Таким образом, тот, кто использует собственно технические средства, утрачивает свободу, испытывает ослабление закона своей жизни, которое сказывается и в великом, и в малом. Человек, проведший к себе электрическую сеть, может быть и располагает большим
Земледельческое государство или цветной народ, выписывающий себе машины, инженеров или специальных работников, становится данником, явным или неявным образом вступает в отношение зависимости, которое как динамит разрывает привычные для него связи.
«Победное шествие техники» оставляет за собой широкий след из разрушенных символов. Его неминуемым результатом является анархия, — та анархия, которая разрывает жизненные единства на составляющие их атомы. Разрушительная сторона этого процесса хорошо известна. Позитивная его сторона состоит в том, что техника сама коренится в культе, что она располагает своими собственными символами и что за техническими процессами кроется борьба между гештальтами. Поэтому кажется, будто она в сущности своей нигилистична, так как ее наступление затрагивает всю совокупность отношений и так как ни одна ценность не в состоянии оказать ей сопротивления. Однако именно этот факт и должен озадачить нас: он выдает, что техника, хотя сама она лишена ценности и якобы нейтральна, носит тем не менее служебный характер.

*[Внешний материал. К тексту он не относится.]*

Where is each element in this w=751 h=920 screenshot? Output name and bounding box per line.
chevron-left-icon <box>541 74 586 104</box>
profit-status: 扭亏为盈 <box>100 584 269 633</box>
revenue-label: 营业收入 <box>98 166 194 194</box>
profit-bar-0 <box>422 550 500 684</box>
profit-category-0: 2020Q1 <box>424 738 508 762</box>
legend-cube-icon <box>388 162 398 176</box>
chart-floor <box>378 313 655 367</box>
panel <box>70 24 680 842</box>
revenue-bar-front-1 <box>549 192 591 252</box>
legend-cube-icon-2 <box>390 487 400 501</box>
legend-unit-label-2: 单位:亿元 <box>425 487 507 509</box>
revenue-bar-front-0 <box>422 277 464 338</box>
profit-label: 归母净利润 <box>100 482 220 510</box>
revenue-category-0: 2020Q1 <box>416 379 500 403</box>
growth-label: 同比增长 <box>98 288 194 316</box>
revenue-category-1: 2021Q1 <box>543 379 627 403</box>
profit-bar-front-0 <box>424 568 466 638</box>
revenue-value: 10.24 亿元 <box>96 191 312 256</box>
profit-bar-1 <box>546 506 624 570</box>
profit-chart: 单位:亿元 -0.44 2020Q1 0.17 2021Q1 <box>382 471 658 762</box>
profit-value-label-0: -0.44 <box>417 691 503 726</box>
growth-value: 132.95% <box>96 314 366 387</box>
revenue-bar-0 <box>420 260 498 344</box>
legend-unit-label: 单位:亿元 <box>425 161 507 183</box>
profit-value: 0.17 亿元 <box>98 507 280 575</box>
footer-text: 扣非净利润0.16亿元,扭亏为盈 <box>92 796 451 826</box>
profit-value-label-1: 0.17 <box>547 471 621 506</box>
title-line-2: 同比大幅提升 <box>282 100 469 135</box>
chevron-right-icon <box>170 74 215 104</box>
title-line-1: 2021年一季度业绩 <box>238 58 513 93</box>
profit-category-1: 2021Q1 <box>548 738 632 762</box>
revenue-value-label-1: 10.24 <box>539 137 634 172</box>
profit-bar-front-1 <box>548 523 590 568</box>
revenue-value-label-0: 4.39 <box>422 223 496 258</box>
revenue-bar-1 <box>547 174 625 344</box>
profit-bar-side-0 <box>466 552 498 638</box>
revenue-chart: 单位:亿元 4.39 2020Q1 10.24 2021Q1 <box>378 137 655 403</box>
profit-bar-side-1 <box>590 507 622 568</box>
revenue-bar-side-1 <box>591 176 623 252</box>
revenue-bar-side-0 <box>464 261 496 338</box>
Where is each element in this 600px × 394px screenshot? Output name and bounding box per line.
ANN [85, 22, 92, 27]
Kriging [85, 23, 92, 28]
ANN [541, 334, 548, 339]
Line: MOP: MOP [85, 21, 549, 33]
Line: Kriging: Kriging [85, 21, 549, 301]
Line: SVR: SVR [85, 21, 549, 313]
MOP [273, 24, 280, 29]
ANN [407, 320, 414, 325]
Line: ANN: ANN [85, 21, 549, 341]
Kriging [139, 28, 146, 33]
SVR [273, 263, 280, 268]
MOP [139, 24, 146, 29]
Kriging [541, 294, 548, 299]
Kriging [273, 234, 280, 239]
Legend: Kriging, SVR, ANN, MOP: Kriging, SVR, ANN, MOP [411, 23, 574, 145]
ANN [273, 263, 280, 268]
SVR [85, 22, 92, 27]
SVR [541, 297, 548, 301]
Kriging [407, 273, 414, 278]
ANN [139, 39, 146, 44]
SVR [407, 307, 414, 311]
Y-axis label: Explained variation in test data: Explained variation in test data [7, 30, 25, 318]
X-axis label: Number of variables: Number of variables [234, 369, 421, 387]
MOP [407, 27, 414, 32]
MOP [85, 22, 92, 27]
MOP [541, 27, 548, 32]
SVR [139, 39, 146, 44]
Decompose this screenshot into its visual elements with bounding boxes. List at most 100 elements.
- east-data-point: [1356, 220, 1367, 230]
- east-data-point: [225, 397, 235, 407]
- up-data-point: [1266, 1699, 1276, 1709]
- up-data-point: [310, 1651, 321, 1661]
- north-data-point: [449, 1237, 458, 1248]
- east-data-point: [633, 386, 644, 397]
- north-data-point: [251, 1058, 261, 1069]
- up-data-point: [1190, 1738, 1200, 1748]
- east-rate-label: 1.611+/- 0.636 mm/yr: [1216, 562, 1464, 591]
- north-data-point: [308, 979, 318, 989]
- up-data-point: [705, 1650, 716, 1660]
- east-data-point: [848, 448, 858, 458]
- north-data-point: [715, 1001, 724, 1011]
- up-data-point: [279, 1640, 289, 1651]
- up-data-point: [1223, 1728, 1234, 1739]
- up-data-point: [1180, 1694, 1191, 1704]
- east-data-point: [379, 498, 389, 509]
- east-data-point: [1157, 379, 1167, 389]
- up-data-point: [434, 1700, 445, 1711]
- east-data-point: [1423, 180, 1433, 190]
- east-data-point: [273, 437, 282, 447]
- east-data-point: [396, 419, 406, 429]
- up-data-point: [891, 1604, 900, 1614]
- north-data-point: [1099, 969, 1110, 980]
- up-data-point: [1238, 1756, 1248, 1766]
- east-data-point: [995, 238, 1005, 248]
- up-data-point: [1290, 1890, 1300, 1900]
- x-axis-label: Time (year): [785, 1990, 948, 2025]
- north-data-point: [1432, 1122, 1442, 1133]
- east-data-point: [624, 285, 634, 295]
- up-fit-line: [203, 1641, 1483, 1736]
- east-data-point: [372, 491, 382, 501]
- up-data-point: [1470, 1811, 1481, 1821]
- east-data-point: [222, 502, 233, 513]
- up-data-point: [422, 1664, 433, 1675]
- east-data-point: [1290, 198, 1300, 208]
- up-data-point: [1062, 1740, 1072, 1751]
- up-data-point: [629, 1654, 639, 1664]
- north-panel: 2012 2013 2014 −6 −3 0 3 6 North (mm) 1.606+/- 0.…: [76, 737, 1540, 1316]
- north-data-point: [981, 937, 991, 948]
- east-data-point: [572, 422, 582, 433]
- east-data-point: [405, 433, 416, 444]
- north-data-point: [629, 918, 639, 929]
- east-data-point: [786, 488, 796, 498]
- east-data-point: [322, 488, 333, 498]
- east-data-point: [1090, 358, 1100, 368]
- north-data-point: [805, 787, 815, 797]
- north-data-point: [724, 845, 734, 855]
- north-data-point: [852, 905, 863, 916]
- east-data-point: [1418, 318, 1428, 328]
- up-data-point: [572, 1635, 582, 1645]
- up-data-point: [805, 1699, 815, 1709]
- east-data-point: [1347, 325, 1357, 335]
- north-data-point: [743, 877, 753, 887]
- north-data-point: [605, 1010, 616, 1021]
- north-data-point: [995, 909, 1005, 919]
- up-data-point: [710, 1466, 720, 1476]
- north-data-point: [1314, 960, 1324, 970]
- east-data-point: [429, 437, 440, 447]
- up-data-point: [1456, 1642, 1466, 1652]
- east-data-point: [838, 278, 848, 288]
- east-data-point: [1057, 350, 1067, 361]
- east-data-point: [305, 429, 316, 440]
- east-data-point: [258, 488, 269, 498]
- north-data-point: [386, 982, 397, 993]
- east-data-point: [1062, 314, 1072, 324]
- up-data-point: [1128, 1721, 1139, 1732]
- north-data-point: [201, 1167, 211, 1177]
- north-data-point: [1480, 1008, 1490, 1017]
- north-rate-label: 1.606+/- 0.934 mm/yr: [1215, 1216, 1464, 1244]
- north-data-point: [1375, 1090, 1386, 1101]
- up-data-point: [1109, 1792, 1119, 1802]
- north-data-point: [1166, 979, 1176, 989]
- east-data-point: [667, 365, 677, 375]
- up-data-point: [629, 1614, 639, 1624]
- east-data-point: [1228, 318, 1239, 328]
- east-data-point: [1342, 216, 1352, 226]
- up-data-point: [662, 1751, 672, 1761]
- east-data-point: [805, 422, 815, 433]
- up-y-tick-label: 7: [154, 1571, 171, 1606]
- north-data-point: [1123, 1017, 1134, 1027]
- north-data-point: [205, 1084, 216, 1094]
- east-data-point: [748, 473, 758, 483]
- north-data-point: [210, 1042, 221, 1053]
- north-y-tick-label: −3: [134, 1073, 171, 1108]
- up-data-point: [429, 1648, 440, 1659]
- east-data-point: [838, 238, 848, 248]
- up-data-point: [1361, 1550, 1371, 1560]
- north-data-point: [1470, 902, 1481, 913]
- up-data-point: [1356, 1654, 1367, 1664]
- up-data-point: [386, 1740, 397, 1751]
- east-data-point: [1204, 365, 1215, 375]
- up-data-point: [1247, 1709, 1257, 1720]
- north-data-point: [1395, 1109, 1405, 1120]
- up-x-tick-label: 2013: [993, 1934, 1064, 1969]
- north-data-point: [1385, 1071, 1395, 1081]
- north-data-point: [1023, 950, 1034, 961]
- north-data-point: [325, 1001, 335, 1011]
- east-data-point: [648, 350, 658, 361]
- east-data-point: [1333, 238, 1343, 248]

Мнимое противоречие между безразличной готовностью техники ко всему и для каждого и ее разрушительным характером исчезает тогда, когда мы распознаем в ней ее языковое значение. Этот язык выступает под маской строгого рационализма, который способен с самого начала однозначно решать те вопросы, которые перед ним поставлены. Другая его черта — примитивность; для понимания его знаков и символов не требуется ничего, кроме их голого существования. Кажется, нет ничего более эффективного, целесообразного, удобного, чем использование этих столь понятных, столь логичных знаков.
Намного труднее, правда, увидеть, что здесь используется не логика вообще, а такая совершенно особая логика, которая по мере обнаружения своих преимуществ выдвигает собственные притязания и умеет преодолевать любое сопротивление, которое несоразмерно ей. Та или иная власть пользуется техникой; стало быть, она приспосабливается к властному характеру, скрытому за техническими символами. Она говорит на новом языке; стало быть, она пренебрегает всеми следствиями, кроме тех, которые уже заключены в применении этого языка, подобно тому как решение арифметической задачи содержится в ее условии. Этот язык понятен любому и, стало быть, сегодня существует лишь одна разновидность власти, к которой вообще можно стремиться. Однако если технические формулы, которые являются всего лишь средствами для достижения цели, пытаются подчинить не соразмерным с ними жизненным законам, это неизбежно приводит к продолжительным периодам анархии.
В связи с этим можно наблюдать, что анархия возрастает в той мере, в какой поверхность мира становится все более однообразной, а разнородные силы сливаются воедино. Эта анархия есть не что иное, как первая, необходимая ступень, ведущая к новым иерархическим структурам. Чем шире та сфера, которую создает себе новый язык как якобы нейтральное средство общения, тем шире и круг, который раскрывается для него как для языка приказа. Чем глубже подведены мины под старые связи, чем сильнее эти связи изношены, чем чаще атомы высвобождаются из их узлов, тем меньшее сопротивление оказывается органической конструкции мира. Однако в отношении возможности такого господства в наше время сложилась ситуация, которую нельзя сопоставить ни с одним историческим примером.